Integration Clauses

What is an integration clause? Before you start thinking it has something to do with affirmative action, let’s set the record straight. Integration clauses typically are included at the end of most contracts and provide, in express terms, that the written contract represents the entire agreement between the parties and that there are no other agreements, written or oral, outside of the written document. By including an integration clause in a contract, the parties are expressing their intention that the contract contains all of the terms of their deal and there are no “side deals” or terms missing from the document.

What is the purpose of an integration clause? The main purpose is to prevent the parties from later claiming that they had an agreement which was different from their written document. Courts will rarely look beyond the words of a written contract to determine the meaning intended by the parties. If a written contract containing an integration clause provides for the purchase of ten tons of scrap metal at $100 per ton, the purchaser claiming that the seller verbally promised him a 20% discount would be without recourse. Any such discount would be expected to be contained in the written agreement; the integration clause prevents the parties (and the court) from looking beyond the written contract for additional terms.
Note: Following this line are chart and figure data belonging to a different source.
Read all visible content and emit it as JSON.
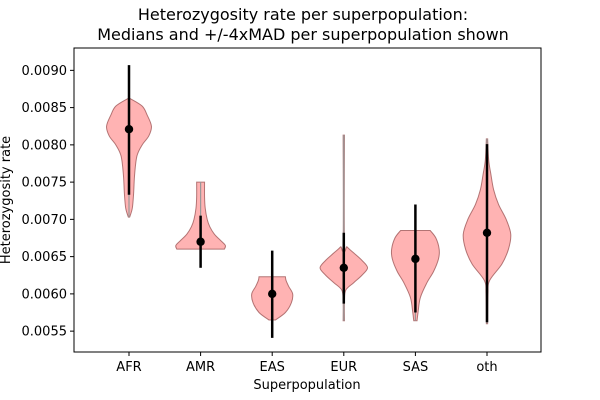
{
  "chart_data": {
    "type": "violin",
    "title": [
      "Heterozygosity rate per superpopulation:",
      "Medians and +/-4xMAD per superpopulation shown"
    ],
    "xlabel": "Superpopulation",
    "ylabel": "Heterozygosity rate",
    "ylim": [
      0.00522,
      0.0093
    ],
    "y_ticks": [
      0.0055,
      0.006,
      0.0065,
      0.007,
      0.0075,
      0.008,
      0.0085,
      0.009
    ],
    "y_tick_labels": [
      "0.0055",
      "0.0060",
      "0.0065",
      "0.0070",
      "0.0075",
      "0.0080",
      "0.0085",
      "0.0090"
    ],
    "categories": [
      "AFR",
      "AMR",
      "EAS",
      "EUR",
      "SAS",
      "oth"
    ],
    "violin_color": "#ff9999",
    "violin_edge_color": "#a05a5a",
    "violins": [
      {
        "name": "AFR",
        "min": 0.00703,
        "max": 0.00862,
        "median": 0.00821,
        "lower_4mad": 0.00733,
        "upper_4mad": 0.00907,
        "profile": [
          [
            0.00703,
            0.02
          ],
          [
            0.00715,
            0.1
          ],
          [
            0.00735,
            0.14
          ],
          [
            0.0076,
            0.17
          ],
          [
            0.00785,
            0.24
          ],
          [
            0.008,
            0.4
          ],
          [
            0.00812,
            0.6
          ],
          [
            0.00825,
            0.68
          ],
          [
            0.0084,
            0.55
          ],
          [
            0.00852,
            0.4
          ],
          [
            0.00862,
            0.04
          ]
        ]
      },
      {
        "name": "AMR",
        "min": 0.0066,
        "max": 0.0075,
        "median": 0.0067,
        "lower_4mad": 0.00635,
        "upper_4mad": 0.00705,
        "profile": [
          [
            0.0066,
            0.72
          ],
          [
            0.00665,
            0.75
          ],
          [
            0.00672,
            0.6
          ],
          [
            0.0068,
            0.42
          ],
          [
            0.0069,
            0.28
          ],
          [
            0.007,
            0.2
          ],
          [
            0.00715,
            0.14
          ],
          [
            0.0073,
            0.12
          ],
          [
            0.0075,
            0.12
          ]
        ]
      },
      {
        "name": "EAS",
        "min": 0.00565,
        "max": 0.00623,
        "median": 0.006,
        "lower_4mad": 0.00541,
        "upper_4mad": 0.00658,
        "profile": [
          [
            0.00565,
            0.1
          ],
          [
            0.00575,
            0.4
          ],
          [
            0.00588,
            0.58
          ],
          [
            0.006,
            0.62
          ],
          [
            0.0061,
            0.5
          ],
          [
            0.00618,
            0.42
          ],
          [
            0.00623,
            0.4
          ]
        ]
      },
      {
        "name": "EUR",
        "min": 0.00564,
        "max": 0.00813,
        "median": 0.00635,
        "lower_4mad": 0.00587,
        "upper_4mad": 0.00682,
        "profile": [
          [
            0.00564,
            0.02
          ],
          [
            0.0059,
            0.02
          ],
          [
            0.00605,
            0.06
          ],
          [
            0.00615,
            0.3
          ],
          [
            0.00625,
            0.55
          ],
          [
            0.00635,
            0.72
          ],
          [
            0.00645,
            0.55
          ],
          [
            0.00655,
            0.3
          ],
          [
            0.00663,
            0.1
          ],
          [
            0.0067,
            0.02
          ],
          [
            0.00813,
            0.02
          ]
        ]
      },
      {
        "name": "SAS",
        "min": 0.00564,
        "max": 0.00685,
        "median": 0.00647,
        "lower_4mad": 0.00575,
        "upper_4mad": 0.0072,
        "profile": [
          [
            0.00564,
            0.05
          ],
          [
            0.00575,
            0.08
          ],
          [
            0.00595,
            0.15
          ],
          [
            0.00615,
            0.35
          ],
          [
            0.0063,
            0.55
          ],
          [
            0.00647,
            0.7
          ],
          [
            0.0066,
            0.72
          ],
          [
            0.00675,
            0.62
          ],
          [
            0.00685,
            0.45
          ]
        ]
      },
      {
        "name": "oth",
        "min": 0.0056,
        "max": 0.00808,
        "median": 0.00682,
        "lower_4mad": 0.00562,
        "upper_4mad": 0.00801,
        "profile": [
          [
            0.0056,
            0.02
          ],
          [
            0.006,
            0.03
          ],
          [
            0.00618,
            0.08
          ],
          [
            0.0064,
            0.45
          ],
          [
            0.0066,
            0.65
          ],
          [
            0.0068,
            0.72
          ],
          [
            0.007,
            0.58
          ],
          [
            0.0072,
            0.35
          ],
          [
            0.0074,
            0.2
          ],
          [
            0.0076,
            0.12
          ],
          [
            0.0078,
            0.05
          ],
          [
            0.00808,
            0.02
          ]
        ]
      }
    ]
  }
}
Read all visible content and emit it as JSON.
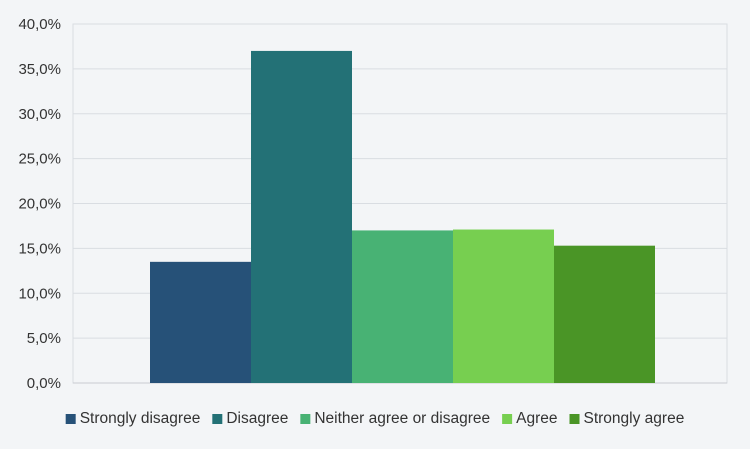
{
  "chart_data": {
    "type": "bar",
    "categories": [
      "Strongly disagree",
      "Disagree",
      "Neither agree or disagree",
      "Agree",
      "Strongly agree"
    ],
    "values": [
      13.5,
      37.0,
      17.0,
      17.1,
      15.3
    ],
    "unit": "%",
    "xlabel": "",
    "ylabel": "",
    "ylim": [
      0,
      40
    ],
    "yticks": [
      "0,0%",
      "5,0%",
      "10,0%",
      "15,0%",
      "20,0%",
      "25,0%",
      "30,0%",
      "35,0%",
      "40,0%"
    ],
    "colors": [
      "#265178",
      "#237176",
      "#48b274",
      "#77cf50",
      "#4a9526"
    ],
    "grid": true,
    "legend": "bottom",
    "legend_entries": [
      "Strongly disagree",
      "Disagree",
      "Neither agree or disagree",
      "Agree",
      "Strongly agree"
    ]
  }
}
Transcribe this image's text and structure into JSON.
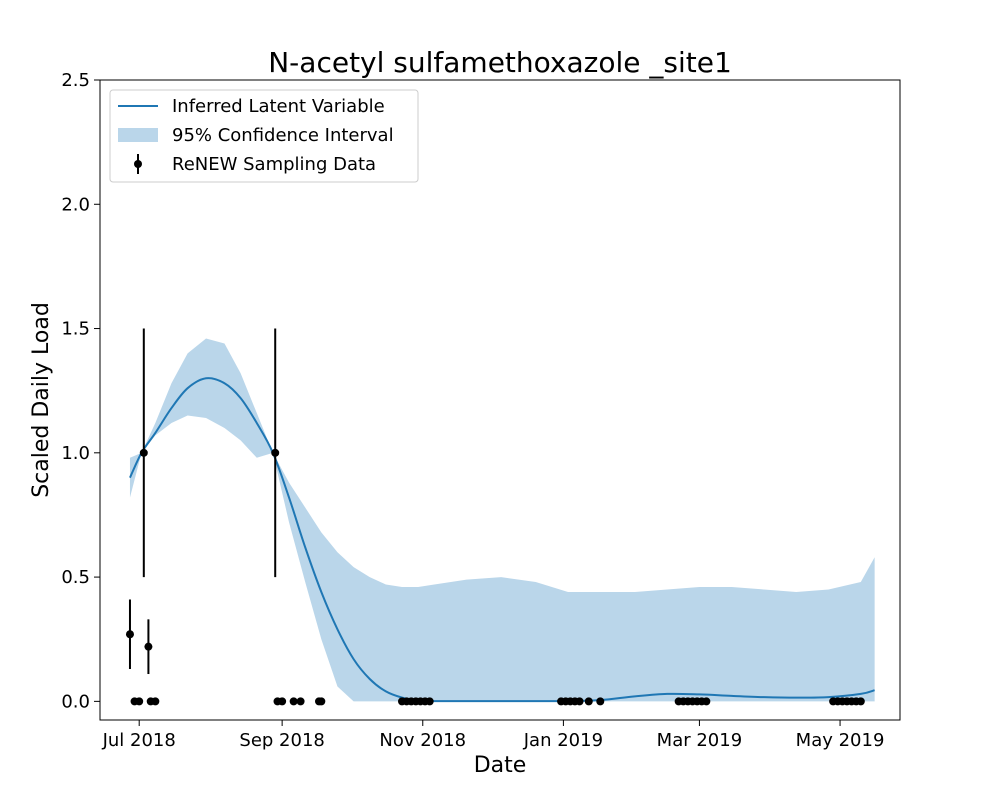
{
  "chart_data": {
    "type": "line",
    "title": "N-acetyl sulfamethoxazole _site1",
    "xlabel": "Date",
    "ylabel": "Scaled Daily Load",
    "xlim": [
      "2018-06-14",
      "2019-05-27"
    ],
    "ylim": [
      -0.075,
      2.5
    ],
    "x_ticks": [
      {
        "date": "2018-07-01",
        "label": "Jul 2018"
      },
      {
        "date": "2018-09-01",
        "label": "Sep 2018"
      },
      {
        "date": "2018-11-01",
        "label": "Nov 2018"
      },
      {
        "date": "2019-01-01",
        "label": "Jan 2019"
      },
      {
        "date": "2019-03-01",
        "label": "Mar 2019"
      },
      {
        "date": "2019-05-01",
        "label": "May 2019"
      }
    ],
    "y_ticks": [
      0.0,
      0.5,
      1.0,
      1.5,
      2.0,
      2.5
    ],
    "y_tick_labels": [
      "0.0",
      "0.5",
      "1.0",
      "1.5",
      "2.0",
      "2.5"
    ],
    "grid": false,
    "legend": {
      "placement": "upper-left",
      "entries": [
        {
          "label": "Inferred Latent Variable",
          "kind": "line",
          "color": "#1f77b4"
        },
        {
          "label": "95% Confidence Interval",
          "kind": "band",
          "color": "#bad6ea"
        },
        {
          "label": "ReNEW Sampling Data",
          "kind": "errorbar",
          "color": "#000000"
        }
      ]
    },
    "series": [
      {
        "name": "Inferred Latent Variable",
        "color": "#1f77b4",
        "x": [
          "2018-06-27",
          "2018-07-02",
          "2018-07-08",
          "2018-07-15",
          "2018-07-22",
          "2018-07-30",
          "2018-08-07",
          "2018-08-14",
          "2018-08-21",
          "2018-08-28",
          "2018-09-04",
          "2018-09-11",
          "2018-09-18",
          "2018-09-25",
          "2018-10-02",
          "2018-10-09",
          "2018-10-16",
          "2018-10-23",
          "2018-10-30",
          "2018-11-06",
          "2018-11-20",
          "2018-12-05",
          "2018-12-20",
          "2019-01-03",
          "2019-01-17",
          "2019-02-01",
          "2019-02-15",
          "2019-03-01",
          "2019-03-15",
          "2019-03-29",
          "2019-04-12",
          "2019-04-26",
          "2019-05-10",
          "2019-05-16"
        ],
        "y": [
          0.9,
          1.0,
          1.08,
          1.18,
          1.26,
          1.3,
          1.28,
          1.22,
          1.12,
          1.0,
          0.82,
          0.62,
          0.44,
          0.29,
          0.17,
          0.09,
          0.04,
          0.015,
          0.003,
          0.001,
          0.001,
          0.001,
          0.001,
          0.001,
          0.005,
          0.02,
          0.03,
          0.028,
          0.022,
          0.017,
          0.015,
          0.017,
          0.03,
          0.045
        ]
      }
    ],
    "confidence_interval": {
      "name": "95% Confidence Interval",
      "color": "#bad6ea",
      "x": [
        "2018-06-27",
        "2018-07-02",
        "2018-07-08",
        "2018-07-15",
        "2018-07-22",
        "2018-07-30",
        "2018-08-07",
        "2018-08-14",
        "2018-08-21",
        "2018-08-28",
        "2018-09-04",
        "2018-09-11",
        "2018-09-18",
        "2018-09-25",
        "2018-10-02",
        "2018-10-09",
        "2018-10-16",
        "2018-10-23",
        "2018-10-30",
        "2018-11-06",
        "2018-11-20",
        "2018-12-05",
        "2018-12-20",
        "2019-01-03",
        "2019-01-17",
        "2019-02-01",
        "2019-02-15",
        "2019-03-01",
        "2019-03-15",
        "2019-03-29",
        "2019-04-12",
        "2019-04-26",
        "2019-05-10",
        "2019-05-16"
      ],
      "lower": [
        0.82,
        1.0,
        1.07,
        1.12,
        1.15,
        1.14,
        1.1,
        1.05,
        0.98,
        1.0,
        0.72,
        0.48,
        0.25,
        0.06,
        0.0,
        0.0,
        0.0,
        0.0,
        0.0,
        0.0,
        0.0,
        0.0,
        0.0,
        0.0,
        0.0,
        0.0,
        0.0,
        0.0,
        0.0,
        0.0,
        0.0,
        0.0,
        0.0,
        0.0
      ],
      "upper": [
        0.98,
        1.0,
        1.12,
        1.28,
        1.4,
        1.46,
        1.44,
        1.32,
        1.16,
        1.0,
        0.88,
        0.78,
        0.68,
        0.6,
        0.54,
        0.5,
        0.47,
        0.46,
        0.46,
        0.47,
        0.49,
        0.5,
        0.48,
        0.44,
        0.44,
        0.44,
        0.45,
        0.46,
        0.46,
        0.45,
        0.44,
        0.45,
        0.48,
        0.58
      ]
    },
    "sampling_data": {
      "name": "ReNEW Sampling Data",
      "color": "#000000",
      "points": [
        {
          "x": "2018-06-27",
          "y": 0.27,
          "err": 0.14
        },
        {
          "x": "2018-07-03",
          "y": 1.0,
          "err": 0.5
        },
        {
          "x": "2018-07-05",
          "y": 0.22,
          "err": 0.11
        },
        {
          "x": "2018-08-29",
          "y": 1.0,
          "err": 0.5
        },
        {
          "x": "2018-06-29",
          "y": 0.0
        },
        {
          "x": "2018-07-01",
          "y": 0.0
        },
        {
          "x": "2018-07-06",
          "y": 0.0
        },
        {
          "x": "2018-07-08",
          "y": 0.0
        },
        {
          "x": "2018-08-30",
          "y": 0.0
        },
        {
          "x": "2018-09-01",
          "y": 0.0
        },
        {
          "x": "2018-09-06",
          "y": 0.0
        },
        {
          "x": "2018-09-09",
          "y": 0.0
        },
        {
          "x": "2018-09-17",
          "y": 0.0
        },
        {
          "x": "2018-09-18",
          "y": 0.0
        },
        {
          "x": "2018-10-23",
          "y": 0.0
        },
        {
          "x": "2018-10-25",
          "y": 0.0
        },
        {
          "x": "2018-10-27",
          "y": 0.0
        },
        {
          "x": "2018-10-29",
          "y": 0.0
        },
        {
          "x": "2018-10-31",
          "y": 0.0
        },
        {
          "x": "2018-11-02",
          "y": 0.0
        },
        {
          "x": "2018-11-04",
          "y": 0.0
        },
        {
          "x": "2018-12-31",
          "y": 0.0
        },
        {
          "x": "2019-01-02",
          "y": 0.0
        },
        {
          "x": "2019-01-04",
          "y": 0.0
        },
        {
          "x": "2019-01-06",
          "y": 0.0
        },
        {
          "x": "2019-01-08",
          "y": 0.0
        },
        {
          "x": "2019-01-12",
          "y": 0.0
        },
        {
          "x": "2019-01-17",
          "y": 0.0
        },
        {
          "x": "2019-02-20",
          "y": 0.0
        },
        {
          "x": "2019-02-22",
          "y": 0.0
        },
        {
          "x": "2019-02-24",
          "y": 0.0
        },
        {
          "x": "2019-02-26",
          "y": 0.0
        },
        {
          "x": "2019-02-28",
          "y": 0.0
        },
        {
          "x": "2019-03-02",
          "y": 0.0
        },
        {
          "x": "2019-03-04",
          "y": 0.0
        },
        {
          "x": "2019-04-28",
          "y": 0.0
        },
        {
          "x": "2019-04-30",
          "y": 0.0
        },
        {
          "x": "2019-05-02",
          "y": 0.0
        },
        {
          "x": "2019-05-04",
          "y": 0.0
        },
        {
          "x": "2019-05-06",
          "y": 0.0
        },
        {
          "x": "2019-05-08",
          "y": 0.0
        },
        {
          "x": "2019-05-10",
          "y": 0.0
        }
      ]
    }
  }
}
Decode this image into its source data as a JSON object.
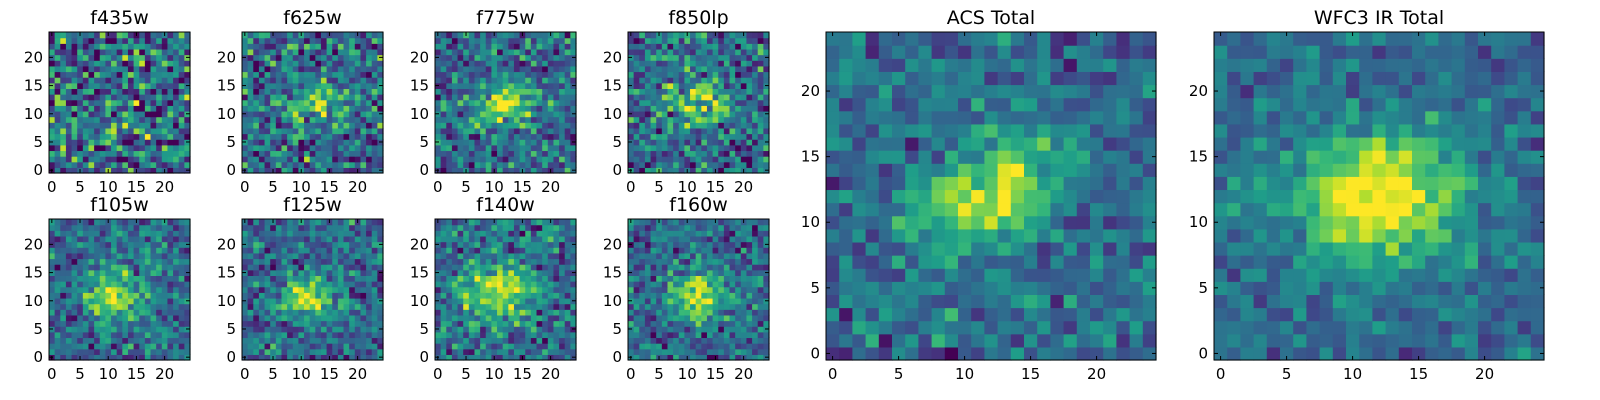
{
  "chart_data": [
    {
      "type": "heatmap",
      "title": "f435w",
      "colormap": "viridis",
      "grid": false,
      "xlim": [
        0,
        25
      ],
      "ylim": [
        0,
        25
      ],
      "x_ticks": [
        0,
        5,
        10,
        15,
        20
      ],
      "y_ticks": [
        0,
        5,
        10,
        15,
        20
      ],
      "values_summary": "pixel noise, no clear source"
    },
    {
      "type": "heatmap",
      "title": "f625w",
      "colormap": "viridis",
      "grid": false,
      "xlim": [
        0,
        25
      ],
      "ylim": [
        0,
        25
      ],
      "x_ticks": [
        0,
        5,
        10,
        15,
        20
      ],
      "y_ticks": [
        0,
        5,
        10,
        15,
        20
      ],
      "values_summary": "faint elongated source near center"
    },
    {
      "type": "heatmap",
      "title": "f775w",
      "colormap": "viridis",
      "grid": false,
      "xlim": [
        0,
        25
      ],
      "ylim": [
        0,
        25
      ],
      "x_ticks": [
        0,
        5,
        10,
        15,
        20
      ],
      "y_ticks": [
        0,
        5,
        10,
        15,
        20
      ],
      "values_summary": "source near center"
    },
    {
      "type": "heatmap",
      "title": "f850lp",
      "colormap": "viridis",
      "grid": false,
      "xlim": [
        0,
        25
      ],
      "ylim": [
        0,
        25
      ],
      "x_ticks": [
        0,
        5,
        10,
        15,
        20
      ],
      "y_ticks": [
        0,
        5,
        10,
        15,
        20
      ],
      "values_summary": "source near center"
    },
    {
      "type": "heatmap",
      "title": "f105w",
      "colormap": "viridis",
      "grid": false,
      "xlim": [
        0,
        25
      ],
      "ylim": [
        0,
        25
      ],
      "x_ticks": [
        0,
        5,
        10,
        15,
        20
      ],
      "y_ticks": [
        0,
        5,
        10,
        15,
        20
      ],
      "values_summary": "bright source near center"
    },
    {
      "type": "heatmap",
      "title": "f125w",
      "colormap": "viridis",
      "grid": false,
      "xlim": [
        0,
        25
      ],
      "ylim": [
        0,
        25
      ],
      "x_ticks": [
        0,
        5,
        10,
        15,
        20
      ],
      "y_ticks": [
        0,
        5,
        10,
        15,
        20
      ],
      "values_summary": "compact source near center"
    },
    {
      "type": "heatmap",
      "title": "f140w",
      "colormap": "viridis",
      "grid": false,
      "xlim": [
        0,
        25
      ],
      "ylim": [
        0,
        25
      ],
      "x_ticks": [
        0,
        5,
        10,
        15,
        20
      ],
      "y_ticks": [
        0,
        5,
        10,
        15,
        20
      ],
      "values_summary": "bright extended source near center"
    },
    {
      "type": "heatmap",
      "title": "f160w",
      "colormap": "viridis",
      "grid": false,
      "xlim": [
        0,
        25
      ],
      "ylim": [
        0,
        25
      ],
      "x_ticks": [
        0,
        5,
        10,
        15,
        20
      ],
      "y_ticks": [
        0,
        5,
        10,
        15,
        20
      ],
      "values_summary": "source near center"
    },
    {
      "type": "heatmap",
      "title": "ACS Total",
      "colormap": "viridis",
      "grid": false,
      "xlim": [
        0,
        25
      ],
      "ylim": [
        0,
        25
      ],
      "x_ticks": [
        0,
        5,
        10,
        15,
        20
      ],
      "y_ticks": [
        0,
        5,
        10,
        15,
        20
      ],
      "values_summary": "elongated source peaking near (12,12)"
    },
    {
      "type": "heatmap",
      "title": "WFC3 IR Total",
      "colormap": "viridis",
      "grid": false,
      "xlim": [
        0,
        25
      ],
      "ylim": [
        0,
        25
      ],
      "x_ticks": [
        0,
        5,
        10,
        15,
        20
      ],
      "y_ticks": [
        0,
        5,
        10,
        15,
        20
      ],
      "values_summary": "bright source peaking near (12,12)"
    }
  ]
}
There are exceptions to integration clauses in rare cases. One is where it can be shown that the parties each labored under a mistaken impression when they entered into the contract. This is known as a mutual mistake. Another exception would be where it could be shown that one of the parties to the contract has committed fraud in connection with the making of the contract. In these cases, facts and circumstances outside the “four corners” of the written document can be introduced to explain its meaning.